Quantitative Studies on the Interaction between Saposin-like Proteins and Synthetic Lipid Membranes

Abstract

Members of the saposin-fold protein family and related proteins sharing a similar fold (saposin-like proteins; SAPLIP) are peripheral-membrane binding proteins that perform essential cellular functions. Saposins and SAPLIPs are abundant in both plant and animal kingdoms, and peripherally bind to lipid membranes to play important roles in lipid transfer and hydrolysis, defense mechanisms, surfactant stabilization, and cell proliferation. However, quantitative studies on the interaction between proteins and membranes are challenging due to the different nature of the two components in relation to size, structure, chemical composition, and polarity. Using liposomes and the saposin-fold member saposin C (sapC) as model systems, we describe here a method to apply solution NMR and dynamic light scattering to study the interaction between SAPLIPs and synthetic membranes at the quantitative level. Specifically, we prove with NMR that sapC binds reversibly to the synthetic membrane in a pH-controlled manner and show the dynamic nature of its fusogenic properties with dynamic light scattering. The method can be used to infer the optimal pH for membrane binding and to determine an apparent dissociation constant (K_Dapp) for protein-liposome interaction. We propose that these experiments can be applied to other proteins sharing the saposin fold.

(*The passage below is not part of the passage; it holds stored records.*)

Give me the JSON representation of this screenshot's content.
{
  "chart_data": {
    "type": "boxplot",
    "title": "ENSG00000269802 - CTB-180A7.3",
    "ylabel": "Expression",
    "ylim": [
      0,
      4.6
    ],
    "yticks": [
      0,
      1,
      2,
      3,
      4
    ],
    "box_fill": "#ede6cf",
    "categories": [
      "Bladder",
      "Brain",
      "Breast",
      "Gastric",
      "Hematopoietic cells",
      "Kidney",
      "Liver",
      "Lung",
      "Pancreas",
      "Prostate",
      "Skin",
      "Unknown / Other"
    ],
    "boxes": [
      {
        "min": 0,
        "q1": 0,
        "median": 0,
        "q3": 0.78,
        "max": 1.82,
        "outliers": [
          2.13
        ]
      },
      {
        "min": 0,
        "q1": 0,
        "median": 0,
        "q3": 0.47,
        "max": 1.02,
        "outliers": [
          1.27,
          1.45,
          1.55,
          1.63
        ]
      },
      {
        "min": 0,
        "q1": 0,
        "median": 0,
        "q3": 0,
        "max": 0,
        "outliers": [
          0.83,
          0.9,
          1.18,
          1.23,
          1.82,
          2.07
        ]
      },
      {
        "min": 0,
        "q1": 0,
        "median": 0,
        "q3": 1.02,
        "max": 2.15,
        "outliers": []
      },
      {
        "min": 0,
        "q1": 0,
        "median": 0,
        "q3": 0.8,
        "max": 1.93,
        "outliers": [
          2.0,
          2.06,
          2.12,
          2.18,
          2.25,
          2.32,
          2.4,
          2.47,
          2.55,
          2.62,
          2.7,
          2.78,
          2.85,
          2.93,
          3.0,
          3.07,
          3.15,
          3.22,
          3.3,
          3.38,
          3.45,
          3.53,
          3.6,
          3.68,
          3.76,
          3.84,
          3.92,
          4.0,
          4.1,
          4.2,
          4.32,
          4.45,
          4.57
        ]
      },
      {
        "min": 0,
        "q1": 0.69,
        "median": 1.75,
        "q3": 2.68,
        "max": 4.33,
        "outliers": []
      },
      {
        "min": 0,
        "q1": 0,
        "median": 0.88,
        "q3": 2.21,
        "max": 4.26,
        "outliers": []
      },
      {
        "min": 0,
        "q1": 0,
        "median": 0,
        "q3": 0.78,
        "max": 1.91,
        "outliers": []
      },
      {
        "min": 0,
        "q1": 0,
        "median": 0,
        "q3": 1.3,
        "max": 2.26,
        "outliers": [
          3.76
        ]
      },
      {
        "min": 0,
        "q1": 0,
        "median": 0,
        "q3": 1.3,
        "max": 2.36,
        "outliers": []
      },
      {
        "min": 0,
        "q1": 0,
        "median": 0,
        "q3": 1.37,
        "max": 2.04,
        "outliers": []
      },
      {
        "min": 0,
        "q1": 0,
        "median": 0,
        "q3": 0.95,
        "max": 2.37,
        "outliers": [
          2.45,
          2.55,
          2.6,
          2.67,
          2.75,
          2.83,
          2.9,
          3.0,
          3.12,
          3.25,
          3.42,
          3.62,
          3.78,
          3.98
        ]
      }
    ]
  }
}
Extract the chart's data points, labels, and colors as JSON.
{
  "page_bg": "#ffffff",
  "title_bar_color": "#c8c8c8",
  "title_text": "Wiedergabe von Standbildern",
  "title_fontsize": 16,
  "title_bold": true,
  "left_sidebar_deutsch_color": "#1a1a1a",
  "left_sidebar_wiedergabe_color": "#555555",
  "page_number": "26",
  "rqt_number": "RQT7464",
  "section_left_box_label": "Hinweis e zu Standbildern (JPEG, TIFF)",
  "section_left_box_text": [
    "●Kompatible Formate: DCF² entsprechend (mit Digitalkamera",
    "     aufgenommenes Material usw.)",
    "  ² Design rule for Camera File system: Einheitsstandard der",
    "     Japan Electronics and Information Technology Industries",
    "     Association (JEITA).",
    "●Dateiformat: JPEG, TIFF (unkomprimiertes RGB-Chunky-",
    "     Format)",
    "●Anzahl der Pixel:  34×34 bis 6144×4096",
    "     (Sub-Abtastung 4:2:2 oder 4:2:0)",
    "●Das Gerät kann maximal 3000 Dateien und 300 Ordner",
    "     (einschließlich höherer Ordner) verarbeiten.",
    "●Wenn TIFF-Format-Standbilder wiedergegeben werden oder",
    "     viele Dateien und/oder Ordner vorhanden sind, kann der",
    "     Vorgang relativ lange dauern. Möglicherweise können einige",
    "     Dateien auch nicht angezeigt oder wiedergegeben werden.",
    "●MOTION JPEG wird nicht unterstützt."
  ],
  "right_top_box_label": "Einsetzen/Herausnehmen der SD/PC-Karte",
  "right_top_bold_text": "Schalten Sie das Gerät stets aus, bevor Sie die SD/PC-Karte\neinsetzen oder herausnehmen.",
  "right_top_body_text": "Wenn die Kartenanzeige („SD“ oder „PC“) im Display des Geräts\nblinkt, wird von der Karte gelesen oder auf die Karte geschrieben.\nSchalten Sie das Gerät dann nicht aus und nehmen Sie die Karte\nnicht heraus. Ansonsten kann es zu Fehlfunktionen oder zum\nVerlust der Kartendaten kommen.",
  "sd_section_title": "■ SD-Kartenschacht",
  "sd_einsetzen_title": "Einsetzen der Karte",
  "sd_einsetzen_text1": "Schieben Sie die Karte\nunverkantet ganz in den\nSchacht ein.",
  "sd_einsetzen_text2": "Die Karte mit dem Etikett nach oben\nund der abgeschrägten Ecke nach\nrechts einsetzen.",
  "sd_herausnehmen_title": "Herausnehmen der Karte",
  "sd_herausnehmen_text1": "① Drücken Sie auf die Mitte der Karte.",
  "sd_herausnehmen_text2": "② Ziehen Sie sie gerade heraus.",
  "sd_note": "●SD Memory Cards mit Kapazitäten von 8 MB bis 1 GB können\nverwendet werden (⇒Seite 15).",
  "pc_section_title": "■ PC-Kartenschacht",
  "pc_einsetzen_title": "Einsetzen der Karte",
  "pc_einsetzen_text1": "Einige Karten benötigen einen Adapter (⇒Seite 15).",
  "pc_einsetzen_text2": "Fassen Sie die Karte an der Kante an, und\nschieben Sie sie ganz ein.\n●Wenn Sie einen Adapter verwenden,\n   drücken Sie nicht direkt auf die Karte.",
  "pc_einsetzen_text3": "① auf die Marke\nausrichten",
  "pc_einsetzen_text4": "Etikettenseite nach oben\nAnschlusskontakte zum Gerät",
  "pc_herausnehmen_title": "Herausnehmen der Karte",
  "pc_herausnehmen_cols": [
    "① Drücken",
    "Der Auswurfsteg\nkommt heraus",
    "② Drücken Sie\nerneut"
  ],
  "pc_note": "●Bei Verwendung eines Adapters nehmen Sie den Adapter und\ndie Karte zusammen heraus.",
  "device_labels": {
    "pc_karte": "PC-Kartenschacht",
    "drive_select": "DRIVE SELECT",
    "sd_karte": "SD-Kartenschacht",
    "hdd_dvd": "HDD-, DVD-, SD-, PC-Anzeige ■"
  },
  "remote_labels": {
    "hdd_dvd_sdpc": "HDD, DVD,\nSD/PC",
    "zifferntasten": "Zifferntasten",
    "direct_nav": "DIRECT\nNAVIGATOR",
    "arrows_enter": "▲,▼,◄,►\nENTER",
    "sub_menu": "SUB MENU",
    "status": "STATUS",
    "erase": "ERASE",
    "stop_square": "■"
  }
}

Keywords: NMR; dynamic light scattering; liposomes; membrane fusion; protein-membrane interactions; saposin C; saposin-like proteins.

Figure 1

SapC undergoes a pH-dependent conformational change upon peripheral binding to liposomes. (a) Ribbon diagrams of soluble (closed form, left) and membrane-bound (V-shape form, right) sapC conformations determined by high-resolution NMR [2,3]. Arrows indicate reversibility with pH in binding and conformational change. (b) SapC in open conformation binds to the liposome surface.

Figure 2

Schematic representation of the effect of liposome binding on NMR signal intensity. NMR signal intensity from soluble sapC in the absence of liposomes (dark blue) and residual intensity in the presence of liposomes resulting from ~5% sapC free in solution (light blue).

Figure 3

SapC-PUMA binding to liposomes results in decreased signal intensity. 2D [¹H-¹⁵N]-SOFAST-HMQC [18] spectra of sapC-PUMA at pH 6.0 in the absence of liposomes (a) and at 1:5 molar ratio of sapC-PUMA:PS lipids (b).

Figure 4

The binding of sapC constructs to liposomes results in NMR signal intensity decrease. (a) Signal intensity of sapC-PUMA amide ¹H of 1D projections from 2D [¹H-¹⁵N]-SOFAST-HMQC [18] decreases with increasing lipid concentration. In the absence of liposomes (dark blue) the signal intensity is normalized to 1. (b) The binding affinity of sapC-PUMA constructs to liposomes can be determined by fitting to the Hill equation. Experiments are conducted in duplicate. Bars indicate experimental errors. (c) SapC binding to PC:PS liposomes increases under acidic conditions [2]. (a,b): Reprinted from Pharmaceutics, 13 (2021) 583 (c): Reprinted from Biochemistry, 42 (2003) 14,729−14,740. Published 2003 American Chemical Society.

Figure 5

SapC-PUMA aggregates at acidic pH when the His-tag is not removed. 1D ¹H-NMR spectrum of sapC-PUMA at 6.8 and 4.2 in the presence of His-tag. Reprinted from Pharmaceutics, 13 (2021) 583.

Figure 6

SapC constructs induce liposome fusion. Initial liposome size is shown in black at ~100–200 nm. Peaks appearing below 10 nm correspond to unbound protein. The following conditions were tested: sapC in water pH 4.3 (a), sapC with 150 mM NaCl pH 4.3 (b), sapC-PUMA in water pH 5.3 (c), and sapC-PUMA-DM in water pH 5.3 (d). Reprinted from Pharmaceutics, 13 (2021) 583.